Wednesday, February 12, 2014

Reviews: The Lego Movie


            The Lego Movie is everything you would hope for from a movie about Legos. That is, if you’re the kind of person who hopes for anything from a movie about Legos. Even if you aren’t that kind of person, it’s everything you would have hoped for, if only you had known just how good this sort of movie can be. Here is anarchic, freewheeling creativity with surprising depth and frenetic, subversive humor paired with real heart.
            Emmet (Chris Pratt) is a breathtakingly average Lego construction worker; a little lonely, but otherwise gleefully and obliviously happy in his staggeringly normal life. In the Lego city where he works, everyone follows the instructions, watches the same stupid sitcom, drinks the same overpriced coffee, and listen to the same super-catchy dance tune (“EVERYTHING IS AWESOME!”).
            Then, at the end of another day’s work, Emmet runs into an alluring and mysterious young lady, who accidentally leads him to a mysterious object that marks him as the messianic ‘Special:’ “the brightest, most talented, most interesting person in the universe” (“uh…yes! That’s me!”). This launches him into a larger world of evil conspiracies, secret resistance movements, and an ancient prophecy…or does it?
            You see, The Lego Movie’s plot is one long cliché at first glance, but as time goes on it becomes clear that what is going on here is something much subtler and more exciting. Unexpected twists, clever subversions, and endless inventiveness abound at every turn. You may not believe it, but this is a movie that will genuinely surprise you. Even the usually trite “everyone is special” and “believe in yourself” messages are handled in subtler and more intelligent forms than you’d expect, and in the end even the formulaic nature of the story itself hides a deeper meaning.
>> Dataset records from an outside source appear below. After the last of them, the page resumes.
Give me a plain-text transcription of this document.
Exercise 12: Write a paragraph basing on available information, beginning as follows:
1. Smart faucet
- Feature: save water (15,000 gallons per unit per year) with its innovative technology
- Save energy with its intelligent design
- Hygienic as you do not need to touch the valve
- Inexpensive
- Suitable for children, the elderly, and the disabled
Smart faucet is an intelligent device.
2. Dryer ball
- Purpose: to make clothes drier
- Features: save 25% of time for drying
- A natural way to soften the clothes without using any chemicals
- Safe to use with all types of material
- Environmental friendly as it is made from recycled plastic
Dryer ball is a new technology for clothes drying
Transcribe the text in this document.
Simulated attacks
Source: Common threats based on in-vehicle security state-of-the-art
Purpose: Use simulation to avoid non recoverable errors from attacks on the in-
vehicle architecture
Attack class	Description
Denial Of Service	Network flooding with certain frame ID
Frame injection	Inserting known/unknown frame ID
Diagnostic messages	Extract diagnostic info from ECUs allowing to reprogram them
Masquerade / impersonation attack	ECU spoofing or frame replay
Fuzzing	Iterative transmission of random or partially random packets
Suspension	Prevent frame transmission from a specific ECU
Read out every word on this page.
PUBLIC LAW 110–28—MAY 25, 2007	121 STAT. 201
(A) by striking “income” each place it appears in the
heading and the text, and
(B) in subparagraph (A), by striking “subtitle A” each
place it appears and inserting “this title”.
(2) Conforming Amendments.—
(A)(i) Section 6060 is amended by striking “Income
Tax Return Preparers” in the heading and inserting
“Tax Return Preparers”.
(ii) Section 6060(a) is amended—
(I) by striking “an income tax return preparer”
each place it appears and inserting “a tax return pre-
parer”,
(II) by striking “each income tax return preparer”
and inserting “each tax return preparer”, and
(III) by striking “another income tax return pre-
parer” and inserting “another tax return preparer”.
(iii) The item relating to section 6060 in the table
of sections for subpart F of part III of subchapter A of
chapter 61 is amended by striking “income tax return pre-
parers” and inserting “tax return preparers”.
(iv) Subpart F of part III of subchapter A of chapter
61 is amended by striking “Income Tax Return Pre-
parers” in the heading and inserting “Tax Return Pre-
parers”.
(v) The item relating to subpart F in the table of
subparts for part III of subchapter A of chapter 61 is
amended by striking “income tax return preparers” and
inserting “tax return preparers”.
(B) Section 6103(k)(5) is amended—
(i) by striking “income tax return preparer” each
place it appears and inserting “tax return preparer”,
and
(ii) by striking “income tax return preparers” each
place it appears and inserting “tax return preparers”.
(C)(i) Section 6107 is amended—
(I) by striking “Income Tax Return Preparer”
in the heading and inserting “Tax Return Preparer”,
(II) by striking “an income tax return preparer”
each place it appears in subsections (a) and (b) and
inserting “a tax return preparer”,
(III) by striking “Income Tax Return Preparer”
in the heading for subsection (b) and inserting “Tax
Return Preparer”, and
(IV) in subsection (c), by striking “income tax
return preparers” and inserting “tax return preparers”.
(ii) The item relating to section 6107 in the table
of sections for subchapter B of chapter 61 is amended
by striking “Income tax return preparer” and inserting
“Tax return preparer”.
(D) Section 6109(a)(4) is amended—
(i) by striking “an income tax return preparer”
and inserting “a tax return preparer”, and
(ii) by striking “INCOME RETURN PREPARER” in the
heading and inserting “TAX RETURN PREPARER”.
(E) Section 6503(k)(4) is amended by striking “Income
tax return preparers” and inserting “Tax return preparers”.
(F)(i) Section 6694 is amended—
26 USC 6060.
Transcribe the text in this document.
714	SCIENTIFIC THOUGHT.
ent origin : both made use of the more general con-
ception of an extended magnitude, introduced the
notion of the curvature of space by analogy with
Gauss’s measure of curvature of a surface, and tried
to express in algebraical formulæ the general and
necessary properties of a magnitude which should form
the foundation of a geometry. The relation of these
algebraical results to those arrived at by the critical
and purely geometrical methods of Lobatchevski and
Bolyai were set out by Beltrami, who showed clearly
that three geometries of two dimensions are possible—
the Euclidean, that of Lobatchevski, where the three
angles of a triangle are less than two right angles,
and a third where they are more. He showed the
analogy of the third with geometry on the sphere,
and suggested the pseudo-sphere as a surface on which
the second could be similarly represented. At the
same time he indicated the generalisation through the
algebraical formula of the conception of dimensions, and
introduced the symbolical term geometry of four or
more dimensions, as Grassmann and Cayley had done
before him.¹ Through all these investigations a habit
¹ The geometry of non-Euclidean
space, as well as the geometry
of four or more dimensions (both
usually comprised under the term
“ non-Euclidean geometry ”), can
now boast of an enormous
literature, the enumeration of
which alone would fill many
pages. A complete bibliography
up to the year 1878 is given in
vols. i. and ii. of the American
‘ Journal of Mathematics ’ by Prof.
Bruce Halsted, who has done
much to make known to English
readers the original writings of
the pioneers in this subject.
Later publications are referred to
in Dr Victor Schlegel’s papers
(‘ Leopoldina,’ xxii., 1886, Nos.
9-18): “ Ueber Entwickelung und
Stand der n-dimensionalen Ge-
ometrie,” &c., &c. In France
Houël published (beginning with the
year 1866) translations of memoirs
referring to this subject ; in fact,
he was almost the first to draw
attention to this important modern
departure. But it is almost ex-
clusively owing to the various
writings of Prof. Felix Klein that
            I can’t really get into any of this without massive spoilers, which I absolutely refuse to do. So, I’ll turn instead to the utter brilliance of the writing, with never-ending gags and laugh-a-minute jokes. A random sampling: a hyperbolic expression of enjoyment that turns out to be completely and literally true; a title that remains visible in the background throughout the subsequent scene; and a gleefully vindictive depiction of a certain famous superhero whose last appearance on the big screen was a notorious failure.
            Yes, we have real superheroes here. Lego is partnered with several major franchises, and The Lego Movie makes good use of this fact with a string of hilarious cameos, not to mention Batman himself playing a major supporting role (voiced by Will Arnett). I would say this affectionate semi-parody of the world’s most popular superhero is the funniest thing in the movie, but I don’t dare make any such a bold claim in a film like this.
            Another fair choice might be Will Ferrell’s villainous President/Lord Business: a controlling, yet rather cheerful dark lord who bears more than a passing resemblance to Ferrell’s earlier role in Megamind; an evil genius who keeps getting sidetracked by picky little details and is constantly annoyed when things don’t turn out the way they’re supposed to. In fact, he has a plan to make sure that things will end up and stay just the way they ought to be…
            Or it might be Lord Business’s chief enforcer; Bad Cop/Good Cop, who is somehow ten times funnier for the mere fact that he’s voiced by Liam Neeson (“Darny-darn-darn-darn-DARN!”).
            Or…well, trying to list the film’s best jokes would be an exercise in futility. It’s simply the funniest movie I’ve seen in a long time.
            And yet, the gag-a-minute humor doesn’t change the fact that this is also a movie with a lot of honest-to-goodness heart to it. The little plastic heroes evince real humanity; they get under your skin and make you love them, much like the similarly artificial-yet-soulful protagonists of Toy Story or Wreck-It Ralph; especially Emmet, who really is just a very nice, normal guy. He’s almost hobbit-like: cheery, good-humored, friendly, honest, not-too-bright, and capable of both simple kindness and great courage. Even better, his very normalcy, though the source of much humor, turns out to be his greatest advantage. He is a fit hero precisely because he’s so humble. 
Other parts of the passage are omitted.